11: Melting tank 12: Multi-tube heat exchanger 13: Die 14: Underwater cutting chamber 141: Rotary blade 15: Dehydrator 16: Static mixer W: Cooling water

Claims (9)

The soft resin is in a molten state,
Next, after the temperature of the soft resin is lowered using a multi-tubular heat exchanger, the soft resin is discharged from a die outlet, cut with a rotary blade in water, and granulated in water. Granulation method.   The granulation method of a soft resin according to claim 1, wherein the temperature is lowered to a temperature at which the soft resin has a viscosity of 30 Pa · s or more in the multi-tube heat exchanger.   The method for granulating a soft resin according to claim 1 or 2, wherein the temperature difference of the soft resin in the radial direction at the die outlet is 10 ° C or less.   The method for granulating a soft resin according to any one of claims 1 to 3, wherein a ratio of the outlet viscosity and the inlet viscosity of the soft resin in the multitubular heat exchanger is 20 or less.   The method for granulating a soft resin according to any one of claims 1 to 4, wherein a difference between an outlet temperature and an inlet temperature of the refrigerant flowing through the multi-tube heat exchanger is 20 ° C or less.   The method for granulating a soft resin according to any one of claims 1 to 5, wherein the multi-tubular heat exchanger includes a static mixer in a pipe through which the soft resin passes.   The flow path length / body diameter ratio (L / D ratio) of the multi-tubular heat exchanger is 2 to 10, 7. The soft resin granulation method according to any one of claims 1 to 6. The method for granulating a soft resin according to any one of claims 1 to 7, wherein the soft resin is a propylene polymer satisfying at least one of (1) and (2).

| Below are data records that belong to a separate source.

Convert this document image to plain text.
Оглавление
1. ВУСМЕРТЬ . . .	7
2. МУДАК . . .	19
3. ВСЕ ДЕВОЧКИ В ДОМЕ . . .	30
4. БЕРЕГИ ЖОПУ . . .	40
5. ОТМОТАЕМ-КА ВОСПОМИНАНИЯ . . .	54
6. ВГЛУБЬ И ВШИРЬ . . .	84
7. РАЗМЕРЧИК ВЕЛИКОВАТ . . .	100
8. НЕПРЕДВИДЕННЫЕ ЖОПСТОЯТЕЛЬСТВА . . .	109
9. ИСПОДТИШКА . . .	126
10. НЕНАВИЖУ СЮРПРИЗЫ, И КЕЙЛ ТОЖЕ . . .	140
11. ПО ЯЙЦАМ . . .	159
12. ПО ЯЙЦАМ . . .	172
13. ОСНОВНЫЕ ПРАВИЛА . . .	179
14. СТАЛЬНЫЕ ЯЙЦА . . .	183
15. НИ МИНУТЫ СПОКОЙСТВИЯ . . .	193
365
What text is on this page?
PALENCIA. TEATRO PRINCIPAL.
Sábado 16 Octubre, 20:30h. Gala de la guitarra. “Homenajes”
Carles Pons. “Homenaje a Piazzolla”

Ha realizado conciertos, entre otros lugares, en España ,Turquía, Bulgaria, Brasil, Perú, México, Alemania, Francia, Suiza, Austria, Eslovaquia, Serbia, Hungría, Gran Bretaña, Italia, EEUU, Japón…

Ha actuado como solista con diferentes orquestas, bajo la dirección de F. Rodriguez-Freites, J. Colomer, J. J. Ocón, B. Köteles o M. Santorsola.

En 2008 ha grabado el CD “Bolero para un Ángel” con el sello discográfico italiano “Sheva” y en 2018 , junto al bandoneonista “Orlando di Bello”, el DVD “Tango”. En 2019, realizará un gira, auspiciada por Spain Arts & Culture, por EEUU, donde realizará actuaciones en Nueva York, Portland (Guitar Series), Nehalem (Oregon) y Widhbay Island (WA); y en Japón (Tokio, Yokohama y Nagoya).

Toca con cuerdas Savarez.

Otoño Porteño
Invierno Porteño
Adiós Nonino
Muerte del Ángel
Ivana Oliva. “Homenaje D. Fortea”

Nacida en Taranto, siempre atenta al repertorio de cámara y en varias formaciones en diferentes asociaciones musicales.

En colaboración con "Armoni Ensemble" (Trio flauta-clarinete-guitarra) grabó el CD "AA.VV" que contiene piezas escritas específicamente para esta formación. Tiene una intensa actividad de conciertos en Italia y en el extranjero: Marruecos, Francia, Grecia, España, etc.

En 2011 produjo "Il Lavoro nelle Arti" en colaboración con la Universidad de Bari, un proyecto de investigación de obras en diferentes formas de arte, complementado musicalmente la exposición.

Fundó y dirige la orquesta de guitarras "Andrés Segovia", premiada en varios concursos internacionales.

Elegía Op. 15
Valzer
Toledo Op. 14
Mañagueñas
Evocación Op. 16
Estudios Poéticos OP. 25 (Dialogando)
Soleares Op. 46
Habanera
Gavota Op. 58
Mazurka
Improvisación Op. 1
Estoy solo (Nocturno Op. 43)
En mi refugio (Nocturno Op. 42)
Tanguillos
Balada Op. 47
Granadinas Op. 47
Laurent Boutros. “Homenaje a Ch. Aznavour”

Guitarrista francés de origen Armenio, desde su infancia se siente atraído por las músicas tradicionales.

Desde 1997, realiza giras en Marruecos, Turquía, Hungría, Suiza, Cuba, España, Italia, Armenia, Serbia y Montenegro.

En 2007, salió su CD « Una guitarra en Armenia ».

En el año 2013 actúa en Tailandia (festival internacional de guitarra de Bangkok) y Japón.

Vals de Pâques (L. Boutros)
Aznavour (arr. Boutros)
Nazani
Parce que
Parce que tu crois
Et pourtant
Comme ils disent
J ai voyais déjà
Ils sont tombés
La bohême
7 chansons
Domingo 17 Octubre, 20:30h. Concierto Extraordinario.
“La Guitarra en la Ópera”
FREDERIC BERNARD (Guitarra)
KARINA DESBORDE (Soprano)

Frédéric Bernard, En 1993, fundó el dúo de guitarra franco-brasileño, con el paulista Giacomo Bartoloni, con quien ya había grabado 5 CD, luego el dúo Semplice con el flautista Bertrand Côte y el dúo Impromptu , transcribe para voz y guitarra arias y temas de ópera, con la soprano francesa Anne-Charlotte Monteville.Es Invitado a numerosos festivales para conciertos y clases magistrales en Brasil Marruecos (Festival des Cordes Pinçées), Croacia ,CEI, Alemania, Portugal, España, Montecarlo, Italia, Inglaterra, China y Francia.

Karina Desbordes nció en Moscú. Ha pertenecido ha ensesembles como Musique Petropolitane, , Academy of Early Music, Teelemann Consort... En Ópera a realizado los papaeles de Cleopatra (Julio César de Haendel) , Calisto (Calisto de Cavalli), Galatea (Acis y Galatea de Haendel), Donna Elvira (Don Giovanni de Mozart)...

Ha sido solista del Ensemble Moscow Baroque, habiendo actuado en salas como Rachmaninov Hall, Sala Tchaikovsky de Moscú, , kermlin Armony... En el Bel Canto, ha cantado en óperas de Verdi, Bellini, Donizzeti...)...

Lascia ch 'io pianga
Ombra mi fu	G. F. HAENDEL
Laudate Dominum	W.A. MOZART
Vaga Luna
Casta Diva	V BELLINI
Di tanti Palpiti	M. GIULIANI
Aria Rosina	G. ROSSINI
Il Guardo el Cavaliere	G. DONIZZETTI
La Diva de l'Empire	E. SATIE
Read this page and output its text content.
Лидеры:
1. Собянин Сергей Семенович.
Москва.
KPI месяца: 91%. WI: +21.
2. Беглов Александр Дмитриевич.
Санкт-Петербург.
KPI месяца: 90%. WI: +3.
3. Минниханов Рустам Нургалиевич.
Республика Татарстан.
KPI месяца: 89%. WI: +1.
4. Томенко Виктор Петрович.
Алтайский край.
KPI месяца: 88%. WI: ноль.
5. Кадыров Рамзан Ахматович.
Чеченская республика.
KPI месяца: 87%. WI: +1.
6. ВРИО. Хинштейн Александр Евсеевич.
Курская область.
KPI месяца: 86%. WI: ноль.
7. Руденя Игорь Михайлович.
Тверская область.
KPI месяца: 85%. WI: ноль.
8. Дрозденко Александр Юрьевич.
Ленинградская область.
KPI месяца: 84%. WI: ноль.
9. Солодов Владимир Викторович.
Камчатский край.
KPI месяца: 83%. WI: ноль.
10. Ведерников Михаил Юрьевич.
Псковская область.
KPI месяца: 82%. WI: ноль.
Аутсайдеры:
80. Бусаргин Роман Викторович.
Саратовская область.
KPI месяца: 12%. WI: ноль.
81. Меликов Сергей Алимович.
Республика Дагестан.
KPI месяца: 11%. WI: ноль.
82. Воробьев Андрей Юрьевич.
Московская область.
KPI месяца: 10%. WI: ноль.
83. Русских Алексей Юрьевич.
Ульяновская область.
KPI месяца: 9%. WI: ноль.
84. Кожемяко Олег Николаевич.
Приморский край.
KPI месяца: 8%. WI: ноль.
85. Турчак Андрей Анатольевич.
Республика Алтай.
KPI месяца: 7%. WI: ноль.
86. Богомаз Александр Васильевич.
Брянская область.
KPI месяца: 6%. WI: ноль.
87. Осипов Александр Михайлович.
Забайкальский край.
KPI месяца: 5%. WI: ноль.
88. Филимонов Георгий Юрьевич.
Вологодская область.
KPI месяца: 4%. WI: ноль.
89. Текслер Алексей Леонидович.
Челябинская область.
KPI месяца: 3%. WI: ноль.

(1) [mmmm] is 20 to 60 mol%.
(2) Using a differential scanning calorimeter (DSC), hold the sample at −10 ° C. for 5 minutes in a nitrogen atmosphere, and then raise the temperature at 10 ° C./min. The melting point (Tm-D) defined as the observed peak top is 0-120 ° C.   The tensile elastic modulus of the soft resin is 1 to 200 MPa, and the melt flow rate (MFR) of the soft resin under conditions of a temperature of 230 ° C. and a load of 21.18 N is 1 to 10,000 g / 10 minutes. Item 9. The method for granulating a soft resin according to any one of Items 1 to 8.